Levi Stubbs is the great lead singer of the Four Tops; it was he who sang “Reach Out I’ll Be There,” “Standing in the Shadows of Love,” “Bernadette,” “7 Rooms of Gloom,” “I’ll Turn to Stone.” His rough, broken shout was all over the radio between the fall of 1966 and the summer of 1967, and it was something to hear: Stubbs seemed to become more desperate, more terrorized, with every new hit. He was the most nakedly passionate of the classic Motown singers. With Smokey Robinson, there was always a palpable self-possession, a kind of self-knowledge rendered as elegant craft, that protected the listener from whatever fears Robinson might be voicing; with Stubbs there was no protection at all.
Both vocally and instrumentally, Bragg rises to the extremism of Stubbs’ music. A British singer best known for didactic protest songs about the evils of war and class oppression, Bragg has a heavy East End accent: here, “place” comes out as “plice.” His voice is thick, almost cloddish when you first hear it; though his delivery is measured, rarely even pushed, intimations of impotent violence are unmistakable. He plays electric guitar without a band, and it’s an odd sound—as naked as Stubbs’ emotion, but more displacing. Nothing muffles his tones; even sweet notes communicate harshly. Chords shoot out all over the place, get away from him, pictures without frames. The effect isn’t so much stark as flatly chaotic. A singer accompanying him- or herself on acoustic guitar almost automatically dramatizes control; Bragg dramatizes the will to speak, on the verge of language blowing up in his face.
“Levi Stubbs’ Tears” is about a woman who listens to old Four Tops songs, maybe because their intensity lets her come to grips with her own feelings, maybe because the agony in Stubbs’ voice lets her take comfort, imagining that someone else hurts more than she does. She ran away from home, got married too young, her husband left her. One day he comes back and shoots her, but she lives. Save for a few ostentatiously poetic lines (“They stitched her back together and left her heart in pieces on the floor”), Bragg not only tells the story cleanly, he gets inside it, finds time for pauses: “Her husband was one of those blokes/Who seems to only laugh at his own jokes.” This is writing on the level of the best of Elvis Costello, and that’s as good as pop songwriting gets.
Rock ’n’ roll songs about rock ’n’ roll are legion, but songs about the place of the music in the everyday lives of its listeners, songs about how people actually use what they hear, are rare. When such songs aren’t merely sentimental they’re usually thin—one song referring to another merely to fix the time frame. This isn’t what’s happening in “Levi Stubbs’ Tears,” but what is happening is unclear. One source of the tune’s power is that it exists outside of genre; you don’t come to it already knowing how to listen to it.

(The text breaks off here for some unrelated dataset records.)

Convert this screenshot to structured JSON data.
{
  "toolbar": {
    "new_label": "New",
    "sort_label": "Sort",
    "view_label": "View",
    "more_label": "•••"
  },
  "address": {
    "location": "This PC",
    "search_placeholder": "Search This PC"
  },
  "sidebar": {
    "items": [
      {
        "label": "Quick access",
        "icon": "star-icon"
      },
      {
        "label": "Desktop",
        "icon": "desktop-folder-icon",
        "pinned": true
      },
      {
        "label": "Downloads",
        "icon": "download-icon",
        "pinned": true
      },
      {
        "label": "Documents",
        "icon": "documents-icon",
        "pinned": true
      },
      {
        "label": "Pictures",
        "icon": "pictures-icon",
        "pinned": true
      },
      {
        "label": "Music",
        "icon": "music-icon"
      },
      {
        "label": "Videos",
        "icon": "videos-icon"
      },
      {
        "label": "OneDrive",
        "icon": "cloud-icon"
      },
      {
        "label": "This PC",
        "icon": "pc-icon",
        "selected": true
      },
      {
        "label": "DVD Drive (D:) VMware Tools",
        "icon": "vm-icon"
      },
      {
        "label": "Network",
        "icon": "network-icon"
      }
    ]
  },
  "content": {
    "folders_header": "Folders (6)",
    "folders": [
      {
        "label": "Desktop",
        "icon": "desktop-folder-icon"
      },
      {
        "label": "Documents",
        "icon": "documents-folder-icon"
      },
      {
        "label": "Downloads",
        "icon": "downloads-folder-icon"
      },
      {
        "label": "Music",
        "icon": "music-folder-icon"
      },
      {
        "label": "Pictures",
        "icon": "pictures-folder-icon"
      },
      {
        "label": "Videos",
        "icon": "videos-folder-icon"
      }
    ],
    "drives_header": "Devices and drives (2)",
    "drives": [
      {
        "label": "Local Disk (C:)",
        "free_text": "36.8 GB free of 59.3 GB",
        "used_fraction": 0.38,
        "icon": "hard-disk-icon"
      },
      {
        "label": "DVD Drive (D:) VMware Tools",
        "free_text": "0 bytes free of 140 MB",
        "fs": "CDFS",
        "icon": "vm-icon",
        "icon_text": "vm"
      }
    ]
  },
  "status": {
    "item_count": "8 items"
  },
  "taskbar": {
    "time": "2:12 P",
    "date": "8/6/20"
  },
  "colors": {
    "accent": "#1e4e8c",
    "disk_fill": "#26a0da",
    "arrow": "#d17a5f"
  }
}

The role of Levi Stubbs in Bragg’s song is anything but transparent. You can’t tell if the woman is simply listening to him, or if, like a ghost, he’s watching her—if the tears are running down his face not because of his own suffering, nor even out of sympathy for the woman who’s listening to him, but because, singing helplessly in the background when the husband comes in with a gun, he can’t save her. Is that what the woman feels—is that why, when the story is over, “She takes off the Four Tops tape/And puts it back in its case”? As a man who once did remarkable things, Levi Stubbs is elevated by this song—he’ll never receive a finer tribute—but he’s also annihilated. In some ways, the tape sliding back into its case is the most painful moment in the song. It means the woman can no longer listen to Levi Stubbs; whatever she wanted from him, whatever she needed, she can’t get anymore.
The balance between the spectral singer and the realistic woman is perfect, and awful: at the end of the song, she is absolutely alone, and so is Levi Stubbs. Her life has taken her to places he can’t reach. The relationship between the two, just his chorus counterpointing the narrative of her life, has been drawn so tightly that when the threads are cut she has no one to listen to, and he has no one to hear him. This is a story that hasn’t been told before; you keep playing the record, over and over, trying to make it give up a better ending.